Chapter 4. Tutorial

The best way to get acquainted with BPEL is to see it in action. For this reason, we included some examples that will help you get started quickly. At this point, you should have the jBPM BPEL enterprise application running inside JBoss. If you do not, please read the Getting started chapter first. This chapter will guide you through the example setup procedure. The subsequent chapters contain the actual examples.

4.1. Getting the Java Web Services Development Pack

jBPM BPEL relies on the Web Services for J2EE (WSEE) model for exposing a BPEL process as a web service. As of jBPM BPEL 1.1.GA, all server artifacts required for a WSEE deployment can be automatically generated from the BPEL process and its related WSDL definitions.

The automatic generation process involves an external WSDL-to-Java mapping generator. Unfortunately, such a tool is not standardized in WSEE. jBPM BPEL comes with support for the following tools. Support for other tools may become available in the future if the community has interest in them.

  • JBoss AS 4.0.4 and later versions ship with a mapping generator by the name of wstools. If you are deploying there, no further action is required.

    Be aware that wstools has a number of known limitations. If you encounter a problem while generating artifacts from your valid WSDL and XML Schema documents, try using wscompile (see below).

  • Sun provides a mapping generator called wscompile as part of its Java Web Services Development Pack (JWSDP). Please refer to the JWSDP site for installation instructions.

4.2. Getting the Eclipse BPEL designer

The Eclipse community has begun a BPEL project. The goal of this project is "to add comprehensive support to Eclipse for the definition, authoring, editing, deploying, testing and debugging of WS-BPEL 2.0 processes".

The JBoss jBPM team has been in touch with the committers of this project. Expect tighter integration between the Eclipse Designer and jBPM BPEL shortly after key pieces of functionality such as Runtime Framework and Debug become available.

No need to wait, tough. You can get started with the Eclipse BPEL designer and jBPM BPEL today! The provided examples have been ported to BPEL 2 using version 0.3.0 of the designer. You can load them, experiment a bit and then create your own processes. When you are ready to deploy, an Ant task and the deployment page in the web console are at your disposal.

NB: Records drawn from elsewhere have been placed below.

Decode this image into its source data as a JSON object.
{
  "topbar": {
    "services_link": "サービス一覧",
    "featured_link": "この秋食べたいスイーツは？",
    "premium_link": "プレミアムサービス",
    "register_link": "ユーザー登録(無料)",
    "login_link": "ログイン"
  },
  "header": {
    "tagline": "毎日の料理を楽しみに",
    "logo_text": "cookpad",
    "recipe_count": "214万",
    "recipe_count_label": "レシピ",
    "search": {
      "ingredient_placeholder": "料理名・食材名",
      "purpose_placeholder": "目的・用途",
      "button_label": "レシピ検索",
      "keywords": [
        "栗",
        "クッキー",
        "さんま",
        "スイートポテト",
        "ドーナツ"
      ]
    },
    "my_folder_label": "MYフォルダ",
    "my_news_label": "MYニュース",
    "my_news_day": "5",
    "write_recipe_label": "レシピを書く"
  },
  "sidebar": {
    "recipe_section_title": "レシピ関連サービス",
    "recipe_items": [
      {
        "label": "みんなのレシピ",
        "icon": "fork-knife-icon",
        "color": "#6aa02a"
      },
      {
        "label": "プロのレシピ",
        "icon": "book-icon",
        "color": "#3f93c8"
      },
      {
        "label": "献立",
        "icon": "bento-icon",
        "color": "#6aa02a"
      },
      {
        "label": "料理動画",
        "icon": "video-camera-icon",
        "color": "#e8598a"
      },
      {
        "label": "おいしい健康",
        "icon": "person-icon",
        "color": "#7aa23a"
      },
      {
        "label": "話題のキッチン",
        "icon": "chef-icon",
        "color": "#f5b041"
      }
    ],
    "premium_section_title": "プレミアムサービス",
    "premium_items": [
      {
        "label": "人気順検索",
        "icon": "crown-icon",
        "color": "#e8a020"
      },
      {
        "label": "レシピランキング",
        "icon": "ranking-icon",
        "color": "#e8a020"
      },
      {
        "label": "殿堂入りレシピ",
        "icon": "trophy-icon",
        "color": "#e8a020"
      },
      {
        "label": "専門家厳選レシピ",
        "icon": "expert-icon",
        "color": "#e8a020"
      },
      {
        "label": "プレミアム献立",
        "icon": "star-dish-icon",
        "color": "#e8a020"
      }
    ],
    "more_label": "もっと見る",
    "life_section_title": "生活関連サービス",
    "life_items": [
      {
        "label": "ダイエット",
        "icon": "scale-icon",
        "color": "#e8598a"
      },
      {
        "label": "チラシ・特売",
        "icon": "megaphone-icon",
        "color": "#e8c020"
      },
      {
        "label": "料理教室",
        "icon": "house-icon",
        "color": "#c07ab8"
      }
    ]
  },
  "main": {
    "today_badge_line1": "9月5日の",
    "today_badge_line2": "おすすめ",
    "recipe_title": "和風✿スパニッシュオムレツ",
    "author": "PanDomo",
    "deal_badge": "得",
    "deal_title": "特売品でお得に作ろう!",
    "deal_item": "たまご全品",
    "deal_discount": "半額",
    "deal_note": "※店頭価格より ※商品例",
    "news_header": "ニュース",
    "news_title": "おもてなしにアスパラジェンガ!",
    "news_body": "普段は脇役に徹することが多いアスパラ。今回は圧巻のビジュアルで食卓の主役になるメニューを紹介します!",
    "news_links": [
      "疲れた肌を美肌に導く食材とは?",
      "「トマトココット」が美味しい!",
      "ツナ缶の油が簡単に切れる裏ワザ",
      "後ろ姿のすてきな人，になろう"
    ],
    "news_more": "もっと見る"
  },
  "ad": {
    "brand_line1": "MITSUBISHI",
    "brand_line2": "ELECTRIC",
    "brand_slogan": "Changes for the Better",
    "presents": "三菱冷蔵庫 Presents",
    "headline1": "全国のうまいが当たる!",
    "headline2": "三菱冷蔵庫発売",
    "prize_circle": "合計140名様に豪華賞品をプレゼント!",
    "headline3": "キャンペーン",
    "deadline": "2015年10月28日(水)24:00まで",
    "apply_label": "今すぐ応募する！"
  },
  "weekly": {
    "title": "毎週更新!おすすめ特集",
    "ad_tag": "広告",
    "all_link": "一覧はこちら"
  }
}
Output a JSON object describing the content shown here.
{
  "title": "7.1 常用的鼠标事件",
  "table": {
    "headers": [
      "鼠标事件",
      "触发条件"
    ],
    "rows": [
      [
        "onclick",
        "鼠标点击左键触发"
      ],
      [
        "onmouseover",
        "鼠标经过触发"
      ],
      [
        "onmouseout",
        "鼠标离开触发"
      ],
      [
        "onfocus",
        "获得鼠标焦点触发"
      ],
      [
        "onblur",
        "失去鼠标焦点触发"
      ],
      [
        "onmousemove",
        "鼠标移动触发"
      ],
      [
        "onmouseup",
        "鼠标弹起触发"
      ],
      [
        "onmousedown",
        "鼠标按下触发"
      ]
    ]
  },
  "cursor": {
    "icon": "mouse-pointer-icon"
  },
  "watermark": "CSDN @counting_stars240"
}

4.3. Defining the environment

The resources related to each sample process reside in a separate directory under examples. Each directory contains an Ant script to assist in carrying out process deployment tasks. Note that the individual scripts import generic build files located in the common directory. If you organize your resources in the same way as the examples, you can take advantage of the templates in your own project.

The generic build file needs to be aware of your particular environment. Back in the Application packaging section, you specified the directory where you installed JBoss AS in the build.properties file, located in the config directory. If you chose to use the wscompile tool, edit build.properties again to set the JWSDP install location.

# jwsdp.home is used for generating web service artifacts
# wscompile is an alternative to wstools provided by jboss 4.0.4 and later
jwsdp.home=${software.installation.dir}/jwsdp-1.6

4.4. Creating the database schema

Before you deploy process definitions, the jBPM schema must already exist in the database. The build file from the examples directory provides a target just for this purpose.

ant create.schema

The target above does not actually access the database. It merely contacts a servlet deployed as part of the jBPM BPEL enterprise application. That servlet is the actual agent in charge of executing the DDL statements.

Hibernate emits a few log messages to the server console as it progresses. The next screen corresponds to a successful creation.

19:18:38,890 INFO  [SchemaExport] Running hbm2ddl schema export
19:18:38,890 INFO  [SchemaExport] exporting generated schema to database
19:18:38,890 INFO  [DatasourceConnectionProvider] Using datasource: java:/DefaultDS
19:18:39,046 INFO  [SchemaExport] schema export complete
19:18:39,062 INFO  [[/jbpm-bpel]] administrationServlet: created schema

Alternatively, the database connection page in the web console offers the option to create the schema as well.